Why should Gambian taxpayers pay Dr. Zakir Naik's $ 1.5 million speaking fee?

Dr. Zakir Naik
As speaking fees go, the purported $ 1.5 million plus expenses that the Gambian taxpayers have been committed to paying the controversial Indian Muslim cleric whose views on terrorism have resulted in him being banned in the United Kingdom.

The Indian Muslim cleric visit to The Gambia is part of an elaborate celebrations to mark the twentieth year of military take-over of a legitimately and democratically elected government.

We are less particular about Dr. Naik's views on terror that by definition every Muslim is, or should be, a terrorist.  He later tried to clarify a view that brought an avalanche of criticism from around the world.

Jammeh thrives on controversy which he uses to divert attention from the real political and economic problems his regime has brought upon Gambians.  Therefore paying humongous speaking fees to controversial religious personalities like Dr. Naik is worth the distraction of a failed regime.

Yaya Jammeh is the biggest threat to the secular state because of his inaccurate and public description of The Gambia as a Muslim country.  We have noticed that Dr. Naik has also taken to this notion by expressing his delight that " The Gambia is a Muslim country."

The doctrine of the separation of Church, in our case, the Mosque and The State is enshrined in the 1997 Constitution.  It is the same doctrine that has guided the country since Independence.  Religious tolerance and religious coexistence is what makes The Gambia special and distinct from many countries, and by inviting controversial religious clerics like Dr. Naik, that harmony is threatened.

It is therefore wrong and inappropriate to use taxpayer money to finance what is essentially an evangelical crusade by a cleric.  The State should not have been involved in the financing and promotion of Dr.

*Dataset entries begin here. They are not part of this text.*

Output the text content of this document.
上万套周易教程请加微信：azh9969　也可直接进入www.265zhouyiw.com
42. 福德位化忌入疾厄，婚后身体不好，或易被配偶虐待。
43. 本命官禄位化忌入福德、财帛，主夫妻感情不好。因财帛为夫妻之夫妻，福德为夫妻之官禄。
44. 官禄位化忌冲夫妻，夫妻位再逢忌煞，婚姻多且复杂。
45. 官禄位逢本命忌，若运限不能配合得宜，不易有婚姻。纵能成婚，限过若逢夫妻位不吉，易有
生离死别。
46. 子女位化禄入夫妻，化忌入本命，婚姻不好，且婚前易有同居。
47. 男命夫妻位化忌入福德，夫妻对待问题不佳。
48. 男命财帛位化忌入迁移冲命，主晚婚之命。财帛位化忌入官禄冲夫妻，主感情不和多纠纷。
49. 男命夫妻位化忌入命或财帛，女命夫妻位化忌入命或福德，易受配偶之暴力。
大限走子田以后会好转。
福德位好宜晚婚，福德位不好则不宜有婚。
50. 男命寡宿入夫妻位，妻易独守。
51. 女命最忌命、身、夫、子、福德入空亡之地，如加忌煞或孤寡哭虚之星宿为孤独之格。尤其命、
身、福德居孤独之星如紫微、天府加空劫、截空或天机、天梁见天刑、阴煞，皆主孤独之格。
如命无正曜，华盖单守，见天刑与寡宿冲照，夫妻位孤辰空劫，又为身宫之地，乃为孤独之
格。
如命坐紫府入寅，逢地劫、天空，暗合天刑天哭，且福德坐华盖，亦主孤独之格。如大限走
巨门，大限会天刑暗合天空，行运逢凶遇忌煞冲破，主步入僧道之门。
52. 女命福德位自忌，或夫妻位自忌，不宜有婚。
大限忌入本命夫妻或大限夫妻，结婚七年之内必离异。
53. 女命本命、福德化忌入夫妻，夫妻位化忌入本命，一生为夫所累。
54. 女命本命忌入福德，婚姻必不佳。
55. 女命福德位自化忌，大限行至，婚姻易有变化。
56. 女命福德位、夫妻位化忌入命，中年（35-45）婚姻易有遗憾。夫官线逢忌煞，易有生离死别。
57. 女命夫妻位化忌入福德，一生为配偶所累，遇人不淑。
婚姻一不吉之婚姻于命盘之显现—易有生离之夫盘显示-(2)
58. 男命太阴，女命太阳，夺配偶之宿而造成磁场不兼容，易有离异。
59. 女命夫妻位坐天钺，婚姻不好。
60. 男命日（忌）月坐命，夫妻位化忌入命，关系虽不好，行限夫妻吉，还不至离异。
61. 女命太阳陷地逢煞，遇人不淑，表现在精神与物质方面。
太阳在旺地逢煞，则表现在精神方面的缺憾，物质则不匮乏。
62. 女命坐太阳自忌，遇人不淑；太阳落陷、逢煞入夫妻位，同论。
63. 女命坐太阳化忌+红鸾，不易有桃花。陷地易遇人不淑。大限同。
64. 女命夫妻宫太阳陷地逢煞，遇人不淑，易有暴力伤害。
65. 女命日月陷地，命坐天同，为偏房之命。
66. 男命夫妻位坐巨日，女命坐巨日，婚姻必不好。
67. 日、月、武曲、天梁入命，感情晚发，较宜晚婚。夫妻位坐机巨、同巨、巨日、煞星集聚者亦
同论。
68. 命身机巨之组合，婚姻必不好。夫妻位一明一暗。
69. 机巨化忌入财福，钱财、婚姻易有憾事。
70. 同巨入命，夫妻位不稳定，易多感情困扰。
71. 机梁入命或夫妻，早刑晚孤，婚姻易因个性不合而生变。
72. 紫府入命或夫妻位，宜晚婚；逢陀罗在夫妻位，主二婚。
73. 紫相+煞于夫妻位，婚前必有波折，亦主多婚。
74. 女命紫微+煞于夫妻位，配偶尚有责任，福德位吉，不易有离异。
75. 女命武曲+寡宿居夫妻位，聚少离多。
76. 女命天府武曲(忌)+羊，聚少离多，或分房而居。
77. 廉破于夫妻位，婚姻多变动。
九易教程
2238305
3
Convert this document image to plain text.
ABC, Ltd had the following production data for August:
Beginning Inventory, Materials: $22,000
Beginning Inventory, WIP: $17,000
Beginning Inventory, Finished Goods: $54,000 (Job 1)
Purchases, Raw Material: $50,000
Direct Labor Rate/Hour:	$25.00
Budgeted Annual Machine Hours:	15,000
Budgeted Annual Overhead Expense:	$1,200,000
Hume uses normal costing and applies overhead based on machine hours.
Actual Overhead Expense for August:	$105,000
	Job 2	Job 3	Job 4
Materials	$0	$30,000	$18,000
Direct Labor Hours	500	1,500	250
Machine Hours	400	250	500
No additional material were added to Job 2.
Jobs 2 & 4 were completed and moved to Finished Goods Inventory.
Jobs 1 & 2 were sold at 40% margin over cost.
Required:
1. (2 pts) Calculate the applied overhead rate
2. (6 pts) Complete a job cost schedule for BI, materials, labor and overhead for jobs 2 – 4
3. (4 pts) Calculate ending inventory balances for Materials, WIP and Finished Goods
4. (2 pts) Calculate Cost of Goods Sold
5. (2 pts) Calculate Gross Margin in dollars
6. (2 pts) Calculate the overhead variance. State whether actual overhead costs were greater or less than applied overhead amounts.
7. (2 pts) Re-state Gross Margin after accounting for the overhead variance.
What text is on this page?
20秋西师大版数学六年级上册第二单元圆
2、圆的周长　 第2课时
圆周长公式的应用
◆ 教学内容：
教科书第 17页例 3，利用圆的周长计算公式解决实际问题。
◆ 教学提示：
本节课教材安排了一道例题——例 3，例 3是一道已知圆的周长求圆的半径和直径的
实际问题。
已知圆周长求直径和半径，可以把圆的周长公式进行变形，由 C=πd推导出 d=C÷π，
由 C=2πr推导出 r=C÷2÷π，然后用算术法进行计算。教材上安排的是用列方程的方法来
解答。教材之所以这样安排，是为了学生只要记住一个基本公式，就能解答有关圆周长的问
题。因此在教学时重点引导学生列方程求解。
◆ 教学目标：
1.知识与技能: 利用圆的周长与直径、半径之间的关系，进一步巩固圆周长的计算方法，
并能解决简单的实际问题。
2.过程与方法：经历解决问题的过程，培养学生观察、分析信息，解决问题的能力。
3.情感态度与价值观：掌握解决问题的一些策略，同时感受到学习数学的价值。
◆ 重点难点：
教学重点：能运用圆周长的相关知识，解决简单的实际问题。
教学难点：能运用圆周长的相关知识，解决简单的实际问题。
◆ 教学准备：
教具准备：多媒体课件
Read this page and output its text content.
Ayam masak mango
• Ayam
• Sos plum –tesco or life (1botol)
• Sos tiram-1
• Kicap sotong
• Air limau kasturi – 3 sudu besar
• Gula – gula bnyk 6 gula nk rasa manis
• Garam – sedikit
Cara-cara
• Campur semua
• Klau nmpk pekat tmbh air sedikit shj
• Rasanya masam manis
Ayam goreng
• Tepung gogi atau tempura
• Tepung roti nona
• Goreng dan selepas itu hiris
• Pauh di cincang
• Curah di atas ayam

Naik's religious tour or  ANY religion for that matter that's better left to private religious groups.

Besides, spending what our sources say is $ 1.5 million for a handful of lectures is grossly inappropriate and an imprudent expenditure of public funds for a country where a third or 600,000 of 1.8 million Gambians go hungry at night because they cannot afford three square meals daily.  And of these 200,000 are children who are severely malnourished.  There are more appropriate uses for the $ 1.5 million in one of the poorest countries on earth.